Observe the timestep size variation (by clicking the ”Stepsize” button) and compare it to the timestep size in the Explicit Roe computations in 2.
Compare the time per iteration with the one of the Explicit Roe computation in 2. Explain the difference.
Observe the number of iterations and the time elapsed needed to converge and compare them with those for the Explicit Roe computations in 2. Explain the reasons for the differences.
State your conclusions about the trade-off between the number of time steps and the time taken per time step to reach steady state solution.
Observe and compare the residual history when running with the default parameters for Explicit Roe and Implicit Roe. State your conclusions about which solver to use when only a moderate residual is needed for the solution. And which solver is more efficient when a more accurate solution is needed ?

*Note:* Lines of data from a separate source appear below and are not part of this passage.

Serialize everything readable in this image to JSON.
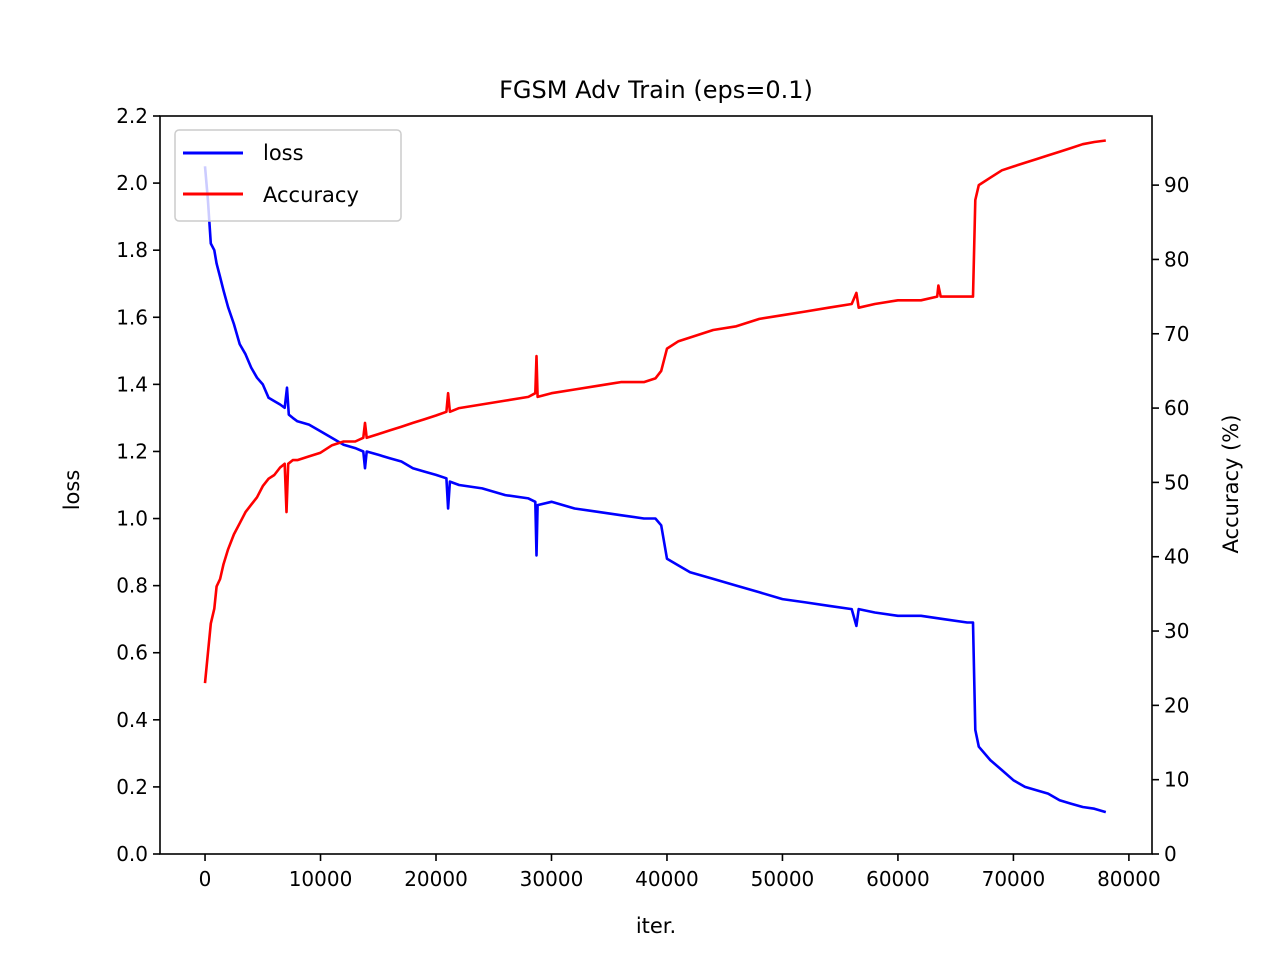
{
  "chart_data": {
    "type": "line",
    "title": "FGSM Adv Train (eps=0.1)",
    "xlabel": "iter.",
    "ylabel_left": "loss",
    "ylabel_right": "Accuracy (%)",
    "xlim": [
      -3900,
      82000
    ],
    "ylim_left": [
      0,
      2.2
    ],
    "ylim_right": [
      0,
      99.3
    ],
    "xticks": [
      0,
      10000,
      20000,
      30000,
      40000,
      50000,
      60000,
      70000,
      80000
    ],
    "xtick_labels": [
      "0",
      "10000",
      "20000",
      "30000",
      "40000",
      "50000",
      "60000",
      "70000",
      "80000"
    ],
    "yticks_left": [
      0.0,
      0.2,
      0.4,
      0.6,
      0.8,
      1.0,
      1.2,
      1.4,
      1.6,
      1.8,
      2.0,
      2.2
    ],
    "ytick_labels_left": [
      "0.0",
      "0.2",
      "0.4",
      "0.6",
      "0.8",
      "1.0",
      "1.2",
      "1.4",
      "1.6",
      "1.8",
      "2.0",
      "2.2"
    ],
    "yticks_right": [
      0,
      10,
      20,
      30,
      40,
      50,
      60,
      70,
      80,
      90
    ],
    "ytick_labels_right": [
      "0",
      "10",
      "20",
      "30",
      "40",
      "50",
      "60",
      "70",
      "80",
      "90"
    ],
    "grid": false,
    "legend_position": "upper-left",
    "series": [
      {
        "name": "loss",
        "axis": "left",
        "color": "#0000ff",
        "points": [
          [
            0,
            2.05
          ],
          [
            250,
            1.95
          ],
          [
            500,
            1.82
          ],
          [
            800,
            1.8
          ],
          [
            1000,
            1.76
          ],
          [
            1300,
            1.72
          ],
          [
            1600,
            1.68
          ],
          [
            2000,
            1.63
          ],
          [
            2500,
            1.58
          ],
          [
            3000,
            1.52
          ],
          [
            3500,
            1.49
          ],
          [
            4000,
            1.45
          ],
          [
            4500,
            1.42
          ],
          [
            5000,
            1.4
          ],
          [
            5500,
            1.36
          ],
          [
            6000,
            1.35
          ],
          [
            6500,
            1.34
          ],
          [
            6900,
            1.33
          ],
          [
            7100,
            1.39
          ],
          [
            7250,
            1.31
          ],
          [
            7600,
            1.3
          ],
          [
            8000,
            1.29
          ],
          [
            9000,
            1.28
          ],
          [
            10000,
            1.26
          ],
          [
            11000,
            1.24
          ],
          [
            12000,
            1.22
          ],
          [
            13000,
            1.21
          ],
          [
            13700,
            1.2
          ],
          [
            13850,
            1.15
          ],
          [
            14000,
            1.2
          ],
          [
            15000,
            1.19
          ],
          [
            16000,
            1.18
          ],
          [
            17000,
            1.17
          ],
          [
            18000,
            1.15
          ],
          [
            19000,
            1.14
          ],
          [
            20000,
            1.13
          ],
          [
            20900,
            1.12
          ],
          [
            21050,
            1.03
          ],
          [
            21200,
            1.11
          ],
          [
            22000,
            1.1
          ],
          [
            24000,
            1.09
          ],
          [
            26000,
            1.07
          ],
          [
            28000,
            1.06
          ],
          [
            28600,
            1.05
          ],
          [
            28700,
            0.89
          ],
          [
            28800,
            1.04
          ],
          [
            30000,
            1.05
          ],
          [
            32000,
            1.03
          ],
          [
            34000,
            1.02
          ],
          [
            36000,
            1.01
          ],
          [
            38000,
            1.0
          ],
          [
            39000,
            1.0
          ],
          [
            39500,
            0.98
          ],
          [
            40000,
            0.88
          ],
          [
            41000,
            0.86
          ],
          [
            42000,
            0.84
          ],
          [
            44000,
            0.82
          ],
          [
            46000,
            0.8
          ],
          [
            48000,
            0.78
          ],
          [
            50000,
            0.76
          ],
          [
            52000,
            0.75
          ],
          [
            54000,
            0.74
          ],
          [
            56000,
            0.73
          ],
          [
            56400,
            0.68
          ],
          [
            56600,
            0.73
          ],
          [
            58000,
            0.72
          ],
          [
            60000,
            0.71
          ],
          [
            62000,
            0.71
          ],
          [
            64000,
            0.7
          ],
          [
            66000,
            0.69
          ],
          [
            66500,
            0.69
          ],
          [
            66700,
            0.37
          ],
          [
            67000,
            0.32
          ],
          [
            68000,
            0.28
          ],
          [
            69000,
            0.25
          ],
          [
            70000,
            0.22
          ],
          [
            71000,
            0.2
          ],
          [
            72000,
            0.19
          ],
          [
            73000,
            0.18
          ],
          [
            74000,
            0.16
          ],
          [
            75000,
            0.15
          ],
          [
            76000,
            0.14
          ],
          [
            77000,
            0.135
          ],
          [
            78000,
            0.125
          ]
        ]
      },
      {
        "name": "Accuracy",
        "axis": "right",
        "color": "#ff0000",
        "points": [
          [
            0,
            23
          ],
          [
            250,
            27
          ],
          [
            500,
            31
          ],
          [
            800,
            33
          ],
          [
            1000,
            36
          ],
          [
            1300,
            37
          ],
          [
            1600,
            39
          ],
          [
            2000,
            41
          ],
          [
            2500,
            43
          ],
          [
            3000,
            44.5
          ],
          [
            3500,
            46
          ],
          [
            4000,
            47
          ],
          [
            4500,
            48
          ],
          [
            5000,
            49.5
          ],
          [
            5500,
            50.5
          ],
          [
            6000,
            51
          ],
          [
            6500,
            52
          ],
          [
            6900,
            52.5
          ],
          [
            7050,
            46
          ],
          [
            7200,
            52.5
          ],
          [
            7600,
            53
          ],
          [
            8000,
            53
          ],
          [
            9000,
            53.5
          ],
          [
            10000,
            54
          ],
          [
            11000,
            55
          ],
          [
            12000,
            55.5
          ],
          [
            13000,
            55.5
          ],
          [
            13700,
            56
          ],
          [
            13850,
            58
          ],
          [
            14000,
            56
          ],
          [
            15000,
            56.5
          ],
          [
            16000,
            57
          ],
          [
            17000,
            57.5
          ],
          [
            18000,
            58
          ],
          [
            19000,
            58.5
          ],
          [
            20000,
            59
          ],
          [
            20900,
            59.5
          ],
          [
            21050,
            62
          ],
          [
            21200,
            59.5
          ],
          [
            22000,
            60
          ],
          [
            24000,
            60.5
          ],
          [
            26000,
            61
          ],
          [
            28000,
            61.5
          ],
          [
            28600,
            62
          ],
          [
            28700,
            67
          ],
          [
            28800,
            61.5
          ],
          [
            30000,
            62
          ],
          [
            32000,
            62.5
          ],
          [
            34000,
            63
          ],
          [
            36000,
            63.5
          ],
          [
            38000,
            63.5
          ],
          [
            39000,
            64
          ],
          [
            39500,
            65
          ],
          [
            40000,
            68
          ],
          [
            41000,
            69
          ],
          [
            42000,
            69.5
          ],
          [
            44000,
            70.5
          ],
          [
            46000,
            71
          ],
          [
            48000,
            72
          ],
          [
            50000,
            72.5
          ],
          [
            52000,
            73
          ],
          [
            54000,
            73.5
          ],
          [
            56000,
            74
          ],
          [
            56400,
            75.5
          ],
          [
            56600,
            73.5
          ],
          [
            58000,
            74
          ],
          [
            60000,
            74.5
          ],
          [
            62000,
            74.5
          ],
          [
            63400,
            75
          ],
          [
            63500,
            76.5
          ],
          [
            63700,
            75
          ],
          [
            66000,
            75
          ],
          [
            66500,
            75
          ],
          [
            66700,
            88
          ],
          [
            67000,
            90
          ],
          [
            68000,
            91
          ],
          [
            69000,
            92
          ],
          [
            70000,
            92.5
          ],
          [
            71000,
            93
          ],
          [
            72000,
            93.5
          ],
          [
            73000,
            94
          ],
          [
            74000,
            94.5
          ],
          [
            75000,
            95
          ],
          [
            76000,
            95.5
          ],
          [
            77000,
            95.8
          ],
          [
            78000,
            96
          ]
        ]
      }
    ]
  }
}
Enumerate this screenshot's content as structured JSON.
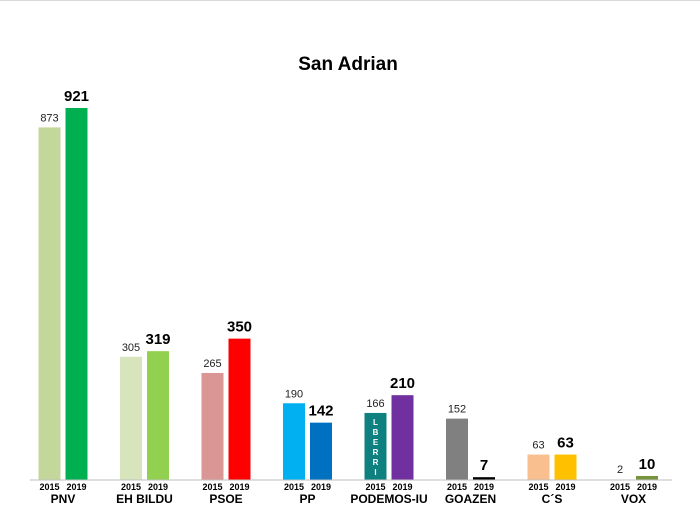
{
  "chart_data": {
    "type": "bar",
    "title": "San Adrian",
    "categories": [
      "PNV",
      "EH BILDU",
      "PSOE",
      "PP",
      "PODEMOS-IU",
      "GOAZEN",
      "C´S",
      "VOX"
    ],
    "series": [
      {
        "name": "2015",
        "values": [
          873,
          305,
          265,
          190,
          166,
          152,
          63,
          2
        ]
      },
      {
        "name": "2019",
        "values": [
          921,
          319,
          350,
          142,
          210,
          7,
          63,
          10
        ]
      }
    ],
    "year_labels": [
      "2015",
      "2019"
    ],
    "colors_2015": [
      "#c4d79b",
      "#d8e4bc",
      "#da9694",
      "#00b0f0",
      "#0f8080",
      "#808080",
      "#fabf8f",
      "#ffffff"
    ],
    "colors_2019": [
      "#00b050",
      "#92d050",
      "#ff0000",
      "#0070c0",
      "#7030a0",
      "#000000",
      "#ffc000",
      "#77933c"
    ],
    "bar_text": {
      "category_index": 4,
      "series": "2015",
      "text": "LBERRI"
    },
    "ylim": [
      0,
      921
    ],
    "grid": false,
    "legend": "none"
  }
}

- Effect of artificial dissipation coefficients Vis2 and Vis4
Run the explicit Jameson solver with the default parameters except:
500 iterations, Vis2 set to 0.1 (and then repeat with 1, and then repeat with 2)
CFL = 1.5
What do you observe for the lowest value of Vis2?
State your conclusions about the effect of the artificial viscosity coefficient Vis2.
Then run again the explicit Jameson solver with the default parameters except:
Vis4 set to 0.02 (and then repeat with 0.04)
CFL = 2.15
State your conclusions about the effects of the artificial viscosity coefficient Vis4.